Consumers are not generous when it comes to rewarding good service from waiters and waitresses
By Darryl Geddes
Good service and prompt attention do little to guarantee a big tip from restaurant-goers.
A new study conducted by researchers at Cornell University and the University of Houston suggests that the amount left as a tip by diners is influenced more by bill size and the fear of disappointing the server than by good service.
The study, "Tipping: An Incentive/Reward for Service?" was authored by Michael Lynn, associate professor of consumer behavior and marketing at Cornell's School of Hotel Administration and Jeffrey Graves of the Conrad N. Hilton College of Hotel and Restaurant Management.
"There is a rather weak relationship between the size of the tip and the level or quality of service one receives from their waiter or waitress," said Lynn, who has examined the social phenomenon of tipping for nearly a decade.
Lynn said the amount of the bill is still the dominant factor influencing how much tip one leaves and how much money a server earns.
The study's findings, Lynn believes, suggest that tipping may not be the incentive for excellent service that restaurant managers believe it is.
"Managers assume that servers are motivated to perform well to get good tips, so management doesn't make any effort to modify service performance," he said. "They don't give additional incentives for providing good service because they assume the tip is a sufficient incentive. Well, this study shows that's not the case."
In the study, a waitress at a Red Lobster in Columbia, Mo., was asked to log customers' responses to her questions relating to meal quality and service, such as "Is everything all right?" and to record how much money they left as a tip. A total of 178 tables were observed.

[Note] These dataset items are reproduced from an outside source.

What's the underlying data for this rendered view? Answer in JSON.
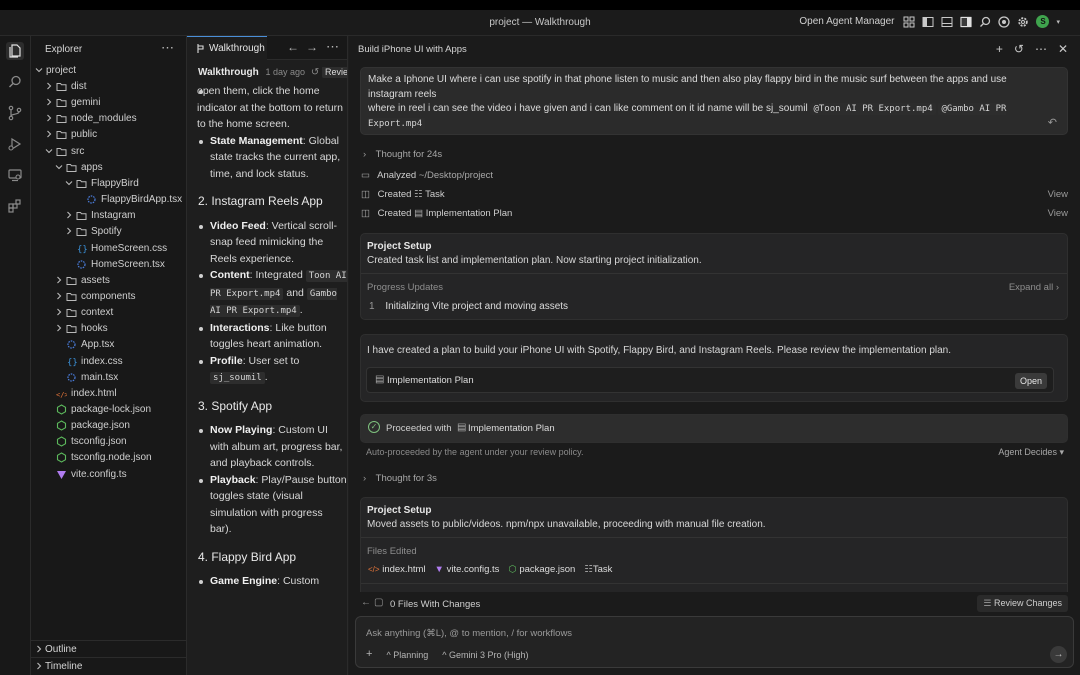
{
  "window": {
    "title": "project — Walkthrough",
    "agent_manager": "Open Agent Manager",
    "avatar_letter": "S"
  },
  "explorer": {
    "header": "Explorer",
    "root": "project",
    "items": [
      {
        "label": "dist",
        "kind": "folder",
        "depth": 1,
        "open": false
      },
      {
        "label": "gemini",
        "kind": "folder",
        "depth": 1,
        "open": false
      },
      {
        "label": "node_modules",
        "kind": "folder",
        "depth": 1,
        "open": false
      },
      {
        "label": "public",
        "kind": "folder",
        "depth": 1,
        "open": false
      },
      {
        "label": "src",
        "kind": "folder",
        "depth": 1,
        "open": true
      },
      {
        "label": "apps",
        "kind": "folder",
        "depth": 2,
        "open": true
      },
      {
        "label": "FlappyBird",
        "kind": "folder",
        "depth": 3,
        "open": true
      },
      {
        "label": "FlappyBirdApp.tsx",
        "kind": "tsx",
        "depth": 4
      },
      {
        "label": "Instagram",
        "kind": "folder",
        "depth": 3,
        "open": false
      },
      {
        "label": "Spotify",
        "kind": "folder",
        "depth": 3,
        "open": false
      },
      {
        "label": "HomeScreen.css",
        "kind": "css",
        "depth": 3
      },
      {
        "label": "HomeScreen.tsx",
        "kind": "tsx",
        "depth": 3
      },
      {
        "label": "assets",
        "kind": "folder",
        "depth": 2,
        "open": false
      },
      {
        "label": "components",
        "kind": "folder",
        "depth": 2,
        "open": false
      },
      {
        "label": "context",
        "kind": "folder",
        "depth": 2,
        "open": false
      },
      {
        "label": "hooks",
        "kind": "folder",
        "depth": 2,
        "open": false
      },
      {
        "label": "App.tsx",
        "kind": "tsx",
        "depth": 2
      },
      {
        "label": "index.css",
        "kind": "css",
        "depth": 2
      },
      {
        "label": "main.tsx",
        "kind": "tsx",
        "depth": 2
      },
      {
        "label": "index.html",
        "kind": "html",
        "depth": 1
      },
      {
        "label": "package-lock.json",
        "kind": "json",
        "depth": 1
      },
      {
        "label": "package.json",
        "kind": "json",
        "depth": 1
      },
      {
        "label": "tsconfig.json",
        "kind": "json",
        "depth": 1
      },
      {
        "label": "tsconfig.node.json",
        "kind": "json",
        "depth": 1
      },
      {
        "label": "vite.config.ts",
        "kind": "vite",
        "depth": 1
      }
    ],
    "outline": "Outline",
    "timeline": "Timeline"
  },
  "walkthrough": {
    "tab": "Walkthrough",
    "info_title": "Walkthrough",
    "info_time": "1 day ago",
    "info_review": "Review",
    "intro_text": "open them, click the home indicator at the bottom to return to the home screen.",
    "state_label": "State Management",
    "state_text": ": Global state tracks the current app, time, and lock status.",
    "sec2": "2. Instagram Reels App",
    "vf_label": "Video Feed",
    "vf_text": ": Vertical scroll-snap feed mimicking the Reels experience.",
    "content_label": "Content",
    "content_text1": ": Integrated ",
    "content_code1": "Toon AI PR Export.mp4",
    "content_and": " and ",
    "content_code2": "Gambo AI PR Export.mp4",
    "content_end": ".",
    "inter_label": "Interactions",
    "inter_text": ": Like button toggles heart animation.",
    "profile_label": "Profile",
    "profile_text": ": User set to ",
    "profile_code": "sj_soumil",
    "profile_end": ".",
    "sec3": "3. Spotify App",
    "np_label": "Now Playing",
    "np_text": ": Custom UI with album art, progress bar, and playback controls.",
    "pb_label": "Playback",
    "pb_text": ": Play/Pause button toggles state (visual simulation with progress bar).",
    "sec4": "4. Flappy Bird App",
    "ge_label": "Game Engine",
    "ge_text": ": Custom"
  },
  "agent": {
    "title": "Build iPhone UI with Apps",
    "request_line1": "Make a Iphone UI where i can use spotify in  that phone listen to music and then also play flappy bird in the music surf between the apps and use instagram reels",
    "request_line2": "where in reel i can see the video i have given and i can like comment on it id name will be sj_soumil ",
    "request_code1": "@Toon AI PR Export.mp4",
    "request_code2": "@Gambo AI PR Export.mp4",
    "thought1": "Thought for 24s",
    "analyzed_label": "Analyzed",
    "analyzed_path": "~/Desktop/project",
    "created1_label": "Created",
    "created1_item": "Task",
    "created2_label": "Created",
    "created2_item": "Implementation Plan",
    "view_label": "View",
    "setup1_title": "Project Setup",
    "setup1_text": "Created task list and implementation plan. Now starting project initialization.",
    "progress_label": "Progress Updates",
    "expand_all": "Expand all",
    "progress_item_num": "1",
    "progress_item": "Initializing Vite project and moving assets",
    "plan_msg": "I have created a plan to build your iPhone UI with Spotify, Flappy Bird, and Instagram Reels. Please review the implementation plan.",
    "plan_doc": "Implementation Plan",
    "open_btn": "Open",
    "proceeded_label": "Proceeded with",
    "proceeded_doc": "Implementation Plan",
    "auto_note": "Auto-proceeded by the agent under your review policy.",
    "agent_decides": "Agent Decides",
    "thought2": "Thought for 3s",
    "setup2_title": "Project Setup",
    "setup2_text": "Moved assets to public/videos. npm/npx unavailable, proceeding with manual file creation.",
    "files_edited": "Files Edited",
    "files": [
      "index.html",
      "vite.config.ts",
      "package.json",
      "Task"
    ],
    "changes": "0 Files With Changes",
    "review_changes": "Review Changes",
    "chat_placeholder": "Ask anything (⌘L), @ to mention, / for workflows",
    "mode": "Planning",
    "model": "Gemini 3 Pro (High)"
  }
}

Customers who voiced praise for their dining experience tipped an average of 12 percent of bill size, compared with patrons who did not express praise, who tipped an average of 10 percent.
"Service quality had little influence on determining how much tip diners left for their server," Lynn said. "Those that told the waitress the service was fine offered little reward compared with those diners whose responses were noncommittal."
In a survey conducted at restaurants in Houston -- Bennigan's and The Olive Garden -- patrons were asked to rate the level of service they received on a scale of 1 to 5, with 5 being best.
Patrons who rated their dining experience 4.6 or higher tipped 16.6 percent of their bill size, while those who rated their dining experience 4.4 or lower tipped an average of 14.2 percent of their bill size.
"Here again, we found that while people who felt their service was, in this case, exceptional, rewarded servers with only minor increases over the normal practice of tipping 15 percent," Lynn said. "There was relatively little difference between a tip someone would leave for adequate service or for excellent service."
The findings show that bill size is the single largest predictor of tip size, suggesting that tipping is primarily a "norm-driven" behavior, Lynn said.
The study results, Lynn said, have serious implications for restaurant management. "If providing good service doesn't guarantee significantly larger tips, then there may be little incentive for wait staff to provide good service.
"Waiters and waitresses may start rushing their tables to get them to turn over faster and therefore be able to serve more dinners, which would lead to more income from tips, but also create a less desirable dining experience," Lynn said.
Restaurant managers may be better able to monitor the quality of service delivered by the wait staff by asking customers to file comment cards or by hiring "mystery diners" -- diners who are paid by management to assess the performance of waiters and waitresses, Lynn suggested.
The study will be published in a forthcoming issue of Hospitality Research Journal.